Braun has taken a major step by integrating a wealth of material from several disciplines. There are not many examples of such multidisciplinary effort, and the readers of this book are likely to gain much from Braun's daring and erudition. Personally, I found reading Braun's book a difficult, but rewarding task. Quite often, seminal insights are found in crossing the boundaries of several disciplines, and this book is a case in point. Unless scholars transcend their disciplinary fences, as Braun has done, readers are likely to miss valuable insights based on convergence of disparate information. As a reader, I only wish that Braun had provided a greater number of illustrative examples, perhaps in the form of biographical and clinical case studies and situational vignettes that would have enriched his highly abstract narrative. As a reviewer, I also would have liked to see a greater number of pertinent empirical studies incorporated in the text, especially on transcultural psychiatry and cross-cultural psychology. To cite but one example, individualism is one of the key concepts around which the book is organized.
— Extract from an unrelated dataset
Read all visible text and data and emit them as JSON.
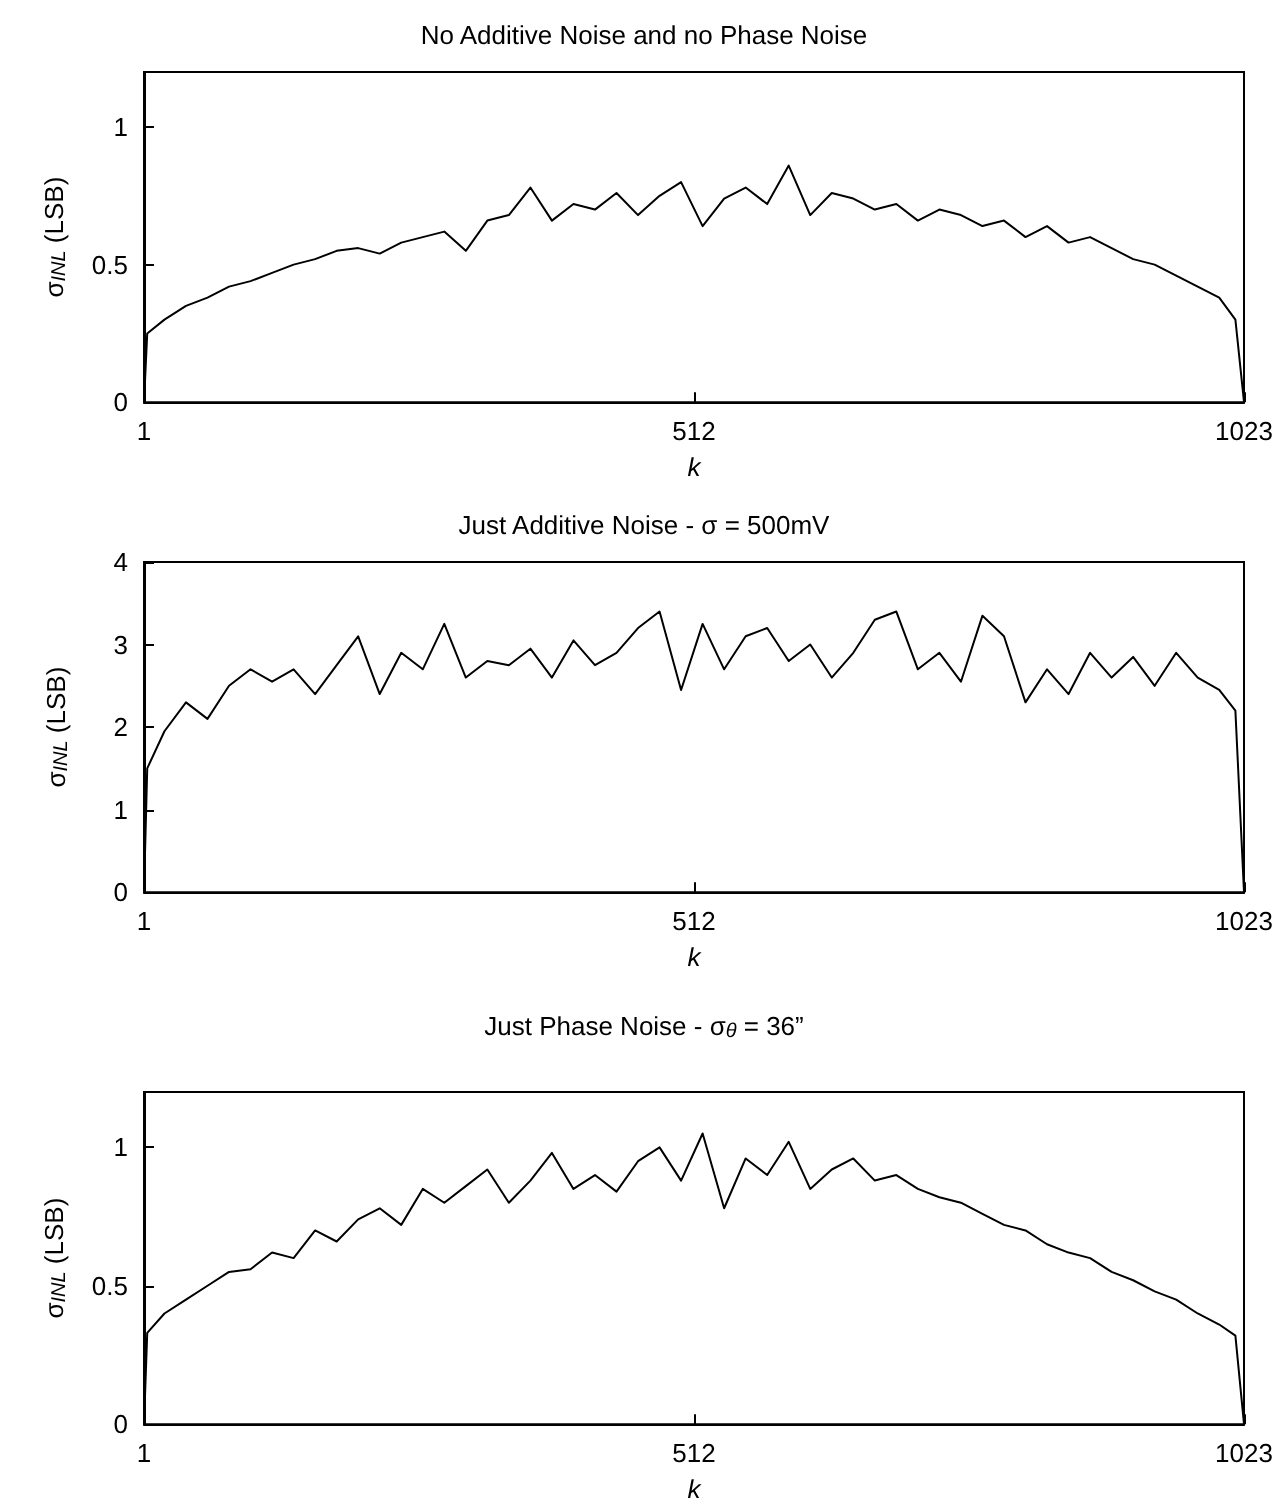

The results of the worldwide research on individualism–collectivism by Hofstede and Hofstede (2005) and its ramifications in personal experience and organizational functioning are not cited in this volume, and the systematic program of intracultural and cross-cultural investigations on the same subject by Triandis (1995) is mentioned but once in passing. Theoretically and empirically, these contributions are consonant with Braun's position, and they bolster his conclusions. His book has narrowed the gap between complex sociopolitical developments and their reverberations in individual lives. It remains for researchers in several disciplines to explore the leads in this volume.